"Why was there the Civil War? Why could that one not have been worked out?" President Donald Trump rhetorically asked Washington Examiner columnist Salena Zito. "I mean, had Andrew Jackson been a little later you wouldn't have had the Civil War....he had a big heart. He was really angry that he saw what was happening with regard to the Civil War, he said 'There's no reason for this.'"
This much is true: Andrew Jackson, who was president from 1829-1837, helped to avert a plausible civil war, generations before the actual one. In the 1830’s, South Carolina insisted on its right to nullify, or ignore, federal law. The South Carolinians objected to taxes — federal tariffs on the imported goods they were buying from Europe. Jackson insisted that federal law reigned supreme. Through a carefully calibrated mixture of threats (a warship actually appeared in the harbor at Charleston, ready to open fire if need be) and compromises (Congress cut the tariff a little), he persuaded the nullifiers to back down. But this is also true: Jackson never questioned the underlying, fundamental difference between North and South, which was on slavery. He didn’t actually disagree with his fellow Southern leaders about that issue. It was much, much harder to compromise as the Civil War broke out in 1861, because the nation was more squarely confronting that issue.
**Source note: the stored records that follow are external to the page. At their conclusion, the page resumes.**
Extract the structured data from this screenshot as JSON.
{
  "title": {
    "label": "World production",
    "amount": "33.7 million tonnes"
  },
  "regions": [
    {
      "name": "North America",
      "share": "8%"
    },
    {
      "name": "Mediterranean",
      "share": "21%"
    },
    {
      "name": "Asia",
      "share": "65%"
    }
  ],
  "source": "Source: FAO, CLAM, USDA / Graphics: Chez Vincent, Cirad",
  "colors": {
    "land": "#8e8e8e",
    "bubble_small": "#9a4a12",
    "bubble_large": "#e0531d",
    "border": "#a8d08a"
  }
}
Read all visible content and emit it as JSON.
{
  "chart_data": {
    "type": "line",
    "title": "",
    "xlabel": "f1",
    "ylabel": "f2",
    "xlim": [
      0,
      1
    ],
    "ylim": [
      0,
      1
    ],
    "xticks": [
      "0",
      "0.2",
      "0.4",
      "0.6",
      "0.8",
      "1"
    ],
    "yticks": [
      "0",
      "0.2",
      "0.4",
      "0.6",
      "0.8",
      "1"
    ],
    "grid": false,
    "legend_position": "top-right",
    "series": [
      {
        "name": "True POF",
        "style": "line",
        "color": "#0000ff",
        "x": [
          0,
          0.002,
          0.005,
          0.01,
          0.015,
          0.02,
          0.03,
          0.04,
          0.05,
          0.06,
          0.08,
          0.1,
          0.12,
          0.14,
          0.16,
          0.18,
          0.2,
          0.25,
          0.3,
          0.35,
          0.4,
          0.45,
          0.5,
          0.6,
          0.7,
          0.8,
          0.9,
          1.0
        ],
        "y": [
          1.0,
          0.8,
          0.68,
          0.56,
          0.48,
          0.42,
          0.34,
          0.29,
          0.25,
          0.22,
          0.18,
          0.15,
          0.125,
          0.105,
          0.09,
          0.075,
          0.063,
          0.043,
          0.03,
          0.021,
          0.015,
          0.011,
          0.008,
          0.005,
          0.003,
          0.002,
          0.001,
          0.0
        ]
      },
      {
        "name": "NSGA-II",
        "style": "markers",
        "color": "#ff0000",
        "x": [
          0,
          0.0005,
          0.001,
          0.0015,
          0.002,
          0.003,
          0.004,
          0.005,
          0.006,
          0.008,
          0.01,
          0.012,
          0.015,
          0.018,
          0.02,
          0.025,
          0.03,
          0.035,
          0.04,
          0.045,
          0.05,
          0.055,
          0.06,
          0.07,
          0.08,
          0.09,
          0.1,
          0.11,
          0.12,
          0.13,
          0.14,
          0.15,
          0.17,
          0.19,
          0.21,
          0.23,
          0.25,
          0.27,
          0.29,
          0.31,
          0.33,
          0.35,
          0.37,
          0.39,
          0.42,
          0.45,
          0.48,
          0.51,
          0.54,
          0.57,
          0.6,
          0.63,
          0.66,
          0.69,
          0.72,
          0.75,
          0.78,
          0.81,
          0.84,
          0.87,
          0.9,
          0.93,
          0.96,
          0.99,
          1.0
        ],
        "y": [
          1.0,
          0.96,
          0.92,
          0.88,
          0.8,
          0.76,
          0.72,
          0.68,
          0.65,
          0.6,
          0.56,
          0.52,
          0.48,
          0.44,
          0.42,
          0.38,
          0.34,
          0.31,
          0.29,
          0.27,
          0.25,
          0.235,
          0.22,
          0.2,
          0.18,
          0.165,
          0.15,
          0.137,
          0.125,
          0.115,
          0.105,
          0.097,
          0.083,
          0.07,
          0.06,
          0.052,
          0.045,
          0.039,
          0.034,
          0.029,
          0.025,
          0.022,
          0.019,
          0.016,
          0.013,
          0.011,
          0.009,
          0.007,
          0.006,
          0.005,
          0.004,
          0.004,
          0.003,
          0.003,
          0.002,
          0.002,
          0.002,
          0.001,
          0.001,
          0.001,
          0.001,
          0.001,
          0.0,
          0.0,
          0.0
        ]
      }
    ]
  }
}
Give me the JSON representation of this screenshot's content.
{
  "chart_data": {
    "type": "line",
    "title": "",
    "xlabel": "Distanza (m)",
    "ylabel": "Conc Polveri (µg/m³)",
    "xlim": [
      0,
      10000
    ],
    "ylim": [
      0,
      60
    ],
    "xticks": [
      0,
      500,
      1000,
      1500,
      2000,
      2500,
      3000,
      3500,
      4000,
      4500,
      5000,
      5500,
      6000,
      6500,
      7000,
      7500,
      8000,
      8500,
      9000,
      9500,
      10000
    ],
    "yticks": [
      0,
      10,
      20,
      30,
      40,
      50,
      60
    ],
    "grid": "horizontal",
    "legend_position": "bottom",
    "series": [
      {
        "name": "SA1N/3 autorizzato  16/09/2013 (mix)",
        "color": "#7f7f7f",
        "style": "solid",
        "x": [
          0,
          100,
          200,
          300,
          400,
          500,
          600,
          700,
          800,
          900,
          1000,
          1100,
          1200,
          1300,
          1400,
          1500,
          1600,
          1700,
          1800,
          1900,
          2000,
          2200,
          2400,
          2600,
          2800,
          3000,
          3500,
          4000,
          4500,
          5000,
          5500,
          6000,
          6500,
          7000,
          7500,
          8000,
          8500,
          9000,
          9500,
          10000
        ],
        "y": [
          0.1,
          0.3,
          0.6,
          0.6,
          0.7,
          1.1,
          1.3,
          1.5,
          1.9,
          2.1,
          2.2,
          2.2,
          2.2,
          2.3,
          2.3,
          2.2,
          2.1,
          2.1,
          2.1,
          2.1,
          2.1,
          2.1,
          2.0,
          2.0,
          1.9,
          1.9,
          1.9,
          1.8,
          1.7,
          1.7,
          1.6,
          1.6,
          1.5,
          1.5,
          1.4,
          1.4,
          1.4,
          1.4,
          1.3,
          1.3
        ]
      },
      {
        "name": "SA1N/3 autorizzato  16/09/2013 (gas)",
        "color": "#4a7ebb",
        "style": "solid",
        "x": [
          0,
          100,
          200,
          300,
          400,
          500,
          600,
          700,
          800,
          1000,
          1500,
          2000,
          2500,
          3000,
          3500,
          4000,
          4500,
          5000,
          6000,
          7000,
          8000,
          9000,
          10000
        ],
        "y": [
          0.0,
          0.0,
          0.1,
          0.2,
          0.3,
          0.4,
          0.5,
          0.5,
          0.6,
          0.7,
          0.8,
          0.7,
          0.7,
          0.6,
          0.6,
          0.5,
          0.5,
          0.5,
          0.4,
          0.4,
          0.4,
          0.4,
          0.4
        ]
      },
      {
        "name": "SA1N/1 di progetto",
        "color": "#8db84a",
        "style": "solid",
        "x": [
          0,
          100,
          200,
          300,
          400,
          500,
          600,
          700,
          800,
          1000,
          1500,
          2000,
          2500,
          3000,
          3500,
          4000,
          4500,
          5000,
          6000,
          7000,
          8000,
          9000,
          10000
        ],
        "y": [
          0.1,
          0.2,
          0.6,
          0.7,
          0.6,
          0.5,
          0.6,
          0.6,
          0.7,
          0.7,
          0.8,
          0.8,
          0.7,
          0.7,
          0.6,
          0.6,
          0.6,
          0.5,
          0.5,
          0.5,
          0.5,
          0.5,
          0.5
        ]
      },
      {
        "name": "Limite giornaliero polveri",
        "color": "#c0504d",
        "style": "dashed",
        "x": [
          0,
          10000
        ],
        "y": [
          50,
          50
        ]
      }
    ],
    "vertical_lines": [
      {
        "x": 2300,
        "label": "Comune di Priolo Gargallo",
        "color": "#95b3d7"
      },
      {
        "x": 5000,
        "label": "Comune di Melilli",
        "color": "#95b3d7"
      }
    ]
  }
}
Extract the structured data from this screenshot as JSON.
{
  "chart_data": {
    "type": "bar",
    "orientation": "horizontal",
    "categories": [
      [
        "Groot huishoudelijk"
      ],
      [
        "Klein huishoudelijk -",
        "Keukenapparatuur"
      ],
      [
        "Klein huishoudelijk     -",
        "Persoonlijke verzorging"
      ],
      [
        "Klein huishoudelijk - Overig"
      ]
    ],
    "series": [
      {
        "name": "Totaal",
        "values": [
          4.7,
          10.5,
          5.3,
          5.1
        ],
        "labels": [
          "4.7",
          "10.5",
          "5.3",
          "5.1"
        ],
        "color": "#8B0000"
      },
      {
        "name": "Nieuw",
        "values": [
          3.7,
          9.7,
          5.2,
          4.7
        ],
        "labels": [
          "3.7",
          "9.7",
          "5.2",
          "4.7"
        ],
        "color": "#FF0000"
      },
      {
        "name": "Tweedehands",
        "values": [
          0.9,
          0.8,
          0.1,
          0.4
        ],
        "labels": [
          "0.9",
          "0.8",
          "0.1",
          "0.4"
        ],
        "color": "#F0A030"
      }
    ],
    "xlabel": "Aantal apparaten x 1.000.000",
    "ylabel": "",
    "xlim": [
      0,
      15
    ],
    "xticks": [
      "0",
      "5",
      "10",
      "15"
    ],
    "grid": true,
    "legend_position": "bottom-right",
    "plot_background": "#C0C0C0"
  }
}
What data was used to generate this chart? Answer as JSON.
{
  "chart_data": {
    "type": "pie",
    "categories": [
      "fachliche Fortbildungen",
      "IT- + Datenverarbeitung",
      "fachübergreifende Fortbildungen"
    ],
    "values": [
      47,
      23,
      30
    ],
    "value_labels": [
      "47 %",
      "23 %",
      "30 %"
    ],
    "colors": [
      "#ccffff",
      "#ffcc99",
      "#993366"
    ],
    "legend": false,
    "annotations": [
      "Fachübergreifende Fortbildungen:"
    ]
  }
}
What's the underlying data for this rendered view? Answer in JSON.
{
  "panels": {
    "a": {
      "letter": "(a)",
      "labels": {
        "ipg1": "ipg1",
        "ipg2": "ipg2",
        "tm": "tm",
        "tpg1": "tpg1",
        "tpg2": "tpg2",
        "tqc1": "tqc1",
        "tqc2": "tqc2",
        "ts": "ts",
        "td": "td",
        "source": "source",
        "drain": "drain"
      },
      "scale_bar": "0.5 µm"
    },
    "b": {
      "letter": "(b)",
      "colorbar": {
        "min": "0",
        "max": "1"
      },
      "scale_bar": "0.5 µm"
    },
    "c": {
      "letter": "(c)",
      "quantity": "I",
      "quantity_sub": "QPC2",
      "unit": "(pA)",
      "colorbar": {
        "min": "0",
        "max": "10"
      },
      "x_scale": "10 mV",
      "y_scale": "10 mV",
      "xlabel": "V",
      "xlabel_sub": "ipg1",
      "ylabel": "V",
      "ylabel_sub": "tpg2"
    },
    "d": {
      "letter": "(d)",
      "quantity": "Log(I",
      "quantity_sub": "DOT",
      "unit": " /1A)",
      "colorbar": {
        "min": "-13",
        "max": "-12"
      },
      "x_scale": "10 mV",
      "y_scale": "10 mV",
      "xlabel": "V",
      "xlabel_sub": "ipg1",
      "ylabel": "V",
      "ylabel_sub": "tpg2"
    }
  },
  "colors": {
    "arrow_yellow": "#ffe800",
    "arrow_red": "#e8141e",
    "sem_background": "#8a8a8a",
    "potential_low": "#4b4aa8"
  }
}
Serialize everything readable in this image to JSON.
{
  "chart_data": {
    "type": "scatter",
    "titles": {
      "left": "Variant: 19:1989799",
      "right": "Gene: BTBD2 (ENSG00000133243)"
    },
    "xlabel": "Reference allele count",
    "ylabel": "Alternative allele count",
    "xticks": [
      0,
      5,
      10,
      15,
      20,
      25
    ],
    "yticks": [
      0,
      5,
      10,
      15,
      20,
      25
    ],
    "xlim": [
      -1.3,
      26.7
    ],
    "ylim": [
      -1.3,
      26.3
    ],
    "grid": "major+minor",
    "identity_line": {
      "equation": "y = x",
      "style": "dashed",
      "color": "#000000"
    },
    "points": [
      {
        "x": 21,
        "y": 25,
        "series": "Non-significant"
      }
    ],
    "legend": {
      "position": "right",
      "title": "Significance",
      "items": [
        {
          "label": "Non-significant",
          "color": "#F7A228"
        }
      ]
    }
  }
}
Okay, so I think you can see why the talking head pundits weren't able to fully explain the context in three seconds or less, but Inskeep's insight speaks to why the President said what he said. He continues:
Northern votes had just elected Abraham Lincoln, a president from an allegedly radical new party that insisted that slavery was wrong and must be contained to the South. Southerners saw this as a threat to their property, and tried to secede from the Union. From the very beginning the South tried to obscure what the conflict was truly about, citing state rights, Southern theories of liberty, or the economic oppression of the North; but the Confederate vice president, Alexander H. Stephens, made it plain in a speech: the United States was in “error” to believe in “the equality of the races,” and the Confederacy aimed to build on a different foundation. People did try, desperately, to “work out” that problem before the shooting started in 1861, but it was in the end an irreconcilable difference.
In other words, as Lowry points out was obviously Trump's point, "Jackson had no patience for nullification or secession."
Kudos to one media outlet for getting that.